The characters at the park seem like an interesting bunch. There’s the part-time musician, womanizer and maintenance man Connell (Ryan Reynolds), who claims to have jammed with Lou Reed, even though he refers to one of Reed’s best known songs as Shed A Little Love instead of Satellite of Love; his best friend from grade four Tommy Frigo (Matt Bush) who wears a t-shirt that says “I’m Frigo! Kapeesh!!” and has the unsettling habit of punching James below the belt two or three times a day; the pipe-smoking Joel (Martin Starr), a self loathing Gogol obsessed intellectual who characterizes their jobs as the “work of pathetic morons” and Em (Kirsten Stewart) a pretty but dour tomboy who favors baggy Lou Reed t-shirts.
It’s an interesting canvas but director Greg Mottola, who based the screenplay on his own experiences of working at the real-life Adventureland, doesn’t bring the same kind of zip to the situations or characters as he did in his last movie, the sublime Superbad.
Adventureland breathes the same air as its predecessor but is much different in tone. The goofy guys in Superbad are gone, replaced by James, a young boy who early on makes a mixed tape for Em of his favorite bummer songs, including Lou Reed’s doleful Pale Blues Eyes, which sets the movie’s downbeat tone.
This is not to say there aren’t humorous moments.

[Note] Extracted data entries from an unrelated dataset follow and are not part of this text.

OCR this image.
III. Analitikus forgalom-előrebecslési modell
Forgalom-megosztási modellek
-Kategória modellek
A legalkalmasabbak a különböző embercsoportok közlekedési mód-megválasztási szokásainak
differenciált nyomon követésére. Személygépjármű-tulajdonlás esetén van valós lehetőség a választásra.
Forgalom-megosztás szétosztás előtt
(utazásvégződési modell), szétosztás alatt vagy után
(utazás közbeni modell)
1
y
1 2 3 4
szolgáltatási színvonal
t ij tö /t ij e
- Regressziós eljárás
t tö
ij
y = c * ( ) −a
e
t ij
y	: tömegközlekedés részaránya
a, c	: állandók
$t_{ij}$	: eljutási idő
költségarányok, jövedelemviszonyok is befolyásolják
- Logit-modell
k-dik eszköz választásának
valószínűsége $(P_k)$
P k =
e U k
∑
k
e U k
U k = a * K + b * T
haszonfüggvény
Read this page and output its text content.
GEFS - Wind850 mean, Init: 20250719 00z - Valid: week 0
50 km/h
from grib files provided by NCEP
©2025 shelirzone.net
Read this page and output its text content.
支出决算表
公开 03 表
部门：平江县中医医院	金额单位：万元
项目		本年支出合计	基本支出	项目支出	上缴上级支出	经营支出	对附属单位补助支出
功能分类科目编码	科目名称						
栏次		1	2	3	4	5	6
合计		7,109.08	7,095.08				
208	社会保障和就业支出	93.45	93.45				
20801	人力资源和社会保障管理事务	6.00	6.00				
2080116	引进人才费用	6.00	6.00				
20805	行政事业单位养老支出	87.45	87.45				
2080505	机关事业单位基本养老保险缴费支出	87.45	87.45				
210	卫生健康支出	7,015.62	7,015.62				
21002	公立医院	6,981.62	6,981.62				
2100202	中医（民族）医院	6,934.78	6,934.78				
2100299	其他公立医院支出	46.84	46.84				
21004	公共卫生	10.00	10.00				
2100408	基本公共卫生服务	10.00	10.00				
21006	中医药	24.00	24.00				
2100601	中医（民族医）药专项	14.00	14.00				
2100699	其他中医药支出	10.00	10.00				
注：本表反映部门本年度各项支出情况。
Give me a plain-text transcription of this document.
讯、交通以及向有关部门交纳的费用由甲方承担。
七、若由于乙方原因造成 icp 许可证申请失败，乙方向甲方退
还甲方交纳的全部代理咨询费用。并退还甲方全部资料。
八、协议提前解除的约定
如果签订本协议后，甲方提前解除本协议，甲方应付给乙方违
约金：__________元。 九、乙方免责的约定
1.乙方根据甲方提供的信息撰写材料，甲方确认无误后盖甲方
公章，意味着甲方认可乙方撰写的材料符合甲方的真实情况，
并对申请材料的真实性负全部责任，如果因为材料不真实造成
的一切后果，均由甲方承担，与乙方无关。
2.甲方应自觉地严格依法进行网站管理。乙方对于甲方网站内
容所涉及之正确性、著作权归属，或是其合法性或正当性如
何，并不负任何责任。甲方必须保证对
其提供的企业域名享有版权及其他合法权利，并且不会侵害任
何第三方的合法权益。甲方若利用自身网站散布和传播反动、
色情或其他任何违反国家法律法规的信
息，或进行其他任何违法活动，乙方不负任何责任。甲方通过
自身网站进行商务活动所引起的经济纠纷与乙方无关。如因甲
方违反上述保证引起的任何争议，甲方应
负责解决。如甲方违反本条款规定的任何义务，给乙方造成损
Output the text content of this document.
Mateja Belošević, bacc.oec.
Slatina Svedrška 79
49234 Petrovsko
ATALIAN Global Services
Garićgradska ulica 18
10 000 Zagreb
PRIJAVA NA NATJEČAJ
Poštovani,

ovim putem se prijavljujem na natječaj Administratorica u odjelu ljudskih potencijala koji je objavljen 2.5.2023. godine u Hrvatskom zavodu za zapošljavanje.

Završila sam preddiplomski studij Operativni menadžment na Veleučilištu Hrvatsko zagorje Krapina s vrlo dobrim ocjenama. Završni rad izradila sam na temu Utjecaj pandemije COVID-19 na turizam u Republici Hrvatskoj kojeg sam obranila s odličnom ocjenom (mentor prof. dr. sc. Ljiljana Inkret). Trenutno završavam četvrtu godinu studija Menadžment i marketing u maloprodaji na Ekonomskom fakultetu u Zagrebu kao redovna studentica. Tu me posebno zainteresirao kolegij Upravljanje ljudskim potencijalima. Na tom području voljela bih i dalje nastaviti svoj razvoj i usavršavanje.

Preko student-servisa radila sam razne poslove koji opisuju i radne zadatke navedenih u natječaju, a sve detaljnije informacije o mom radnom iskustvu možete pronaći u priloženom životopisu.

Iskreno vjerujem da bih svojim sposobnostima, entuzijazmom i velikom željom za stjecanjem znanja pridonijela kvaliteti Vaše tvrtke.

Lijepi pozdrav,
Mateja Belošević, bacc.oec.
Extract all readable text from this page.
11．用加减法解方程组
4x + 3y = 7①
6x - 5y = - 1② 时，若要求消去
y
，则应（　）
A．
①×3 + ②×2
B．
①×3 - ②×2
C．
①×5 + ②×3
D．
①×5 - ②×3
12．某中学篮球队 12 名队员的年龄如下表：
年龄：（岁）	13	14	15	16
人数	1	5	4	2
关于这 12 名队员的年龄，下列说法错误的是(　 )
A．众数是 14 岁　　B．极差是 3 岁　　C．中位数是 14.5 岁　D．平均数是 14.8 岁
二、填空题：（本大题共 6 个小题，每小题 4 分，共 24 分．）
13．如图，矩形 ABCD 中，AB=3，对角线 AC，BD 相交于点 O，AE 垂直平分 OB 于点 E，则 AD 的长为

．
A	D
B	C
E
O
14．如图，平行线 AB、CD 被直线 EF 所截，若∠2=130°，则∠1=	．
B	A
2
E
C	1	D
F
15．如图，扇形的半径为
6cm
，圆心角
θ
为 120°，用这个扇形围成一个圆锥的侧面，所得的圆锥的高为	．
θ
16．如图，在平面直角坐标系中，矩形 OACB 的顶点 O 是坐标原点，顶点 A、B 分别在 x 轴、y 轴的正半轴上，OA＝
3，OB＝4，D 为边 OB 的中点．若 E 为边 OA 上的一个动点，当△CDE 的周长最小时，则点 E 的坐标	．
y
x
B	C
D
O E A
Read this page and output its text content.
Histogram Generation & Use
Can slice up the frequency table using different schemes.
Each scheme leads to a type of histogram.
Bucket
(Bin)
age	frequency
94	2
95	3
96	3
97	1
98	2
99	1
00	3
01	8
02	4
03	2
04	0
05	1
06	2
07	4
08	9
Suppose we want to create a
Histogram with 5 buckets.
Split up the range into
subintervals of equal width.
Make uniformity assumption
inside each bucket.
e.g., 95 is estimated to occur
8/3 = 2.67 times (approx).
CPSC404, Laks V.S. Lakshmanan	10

Bill Hader shines as the larger-than-life park manager and James’s story about his mom reading his diary—he had to start writing it in Italian to throw her off—is hilarious but the overall tone is sweet rather than funny.
As James Eisenberg is appealing enough, but I’m guessing after the success of Twilight this movie will find an audience based on the popularity of co-star Kristen Stewart. Since playing Bella in the vampire franchise she’s become a hot item, and with her naturally down turned mouth she does sullen like no other young actress working today.
Adentureland, with it’s carefully picked 80s soundtrack and close attention to period details is an interesting time capsule of the decade of greed from a teenager’s perspective. I just wish I had cared more about the characters and less about the set decoration.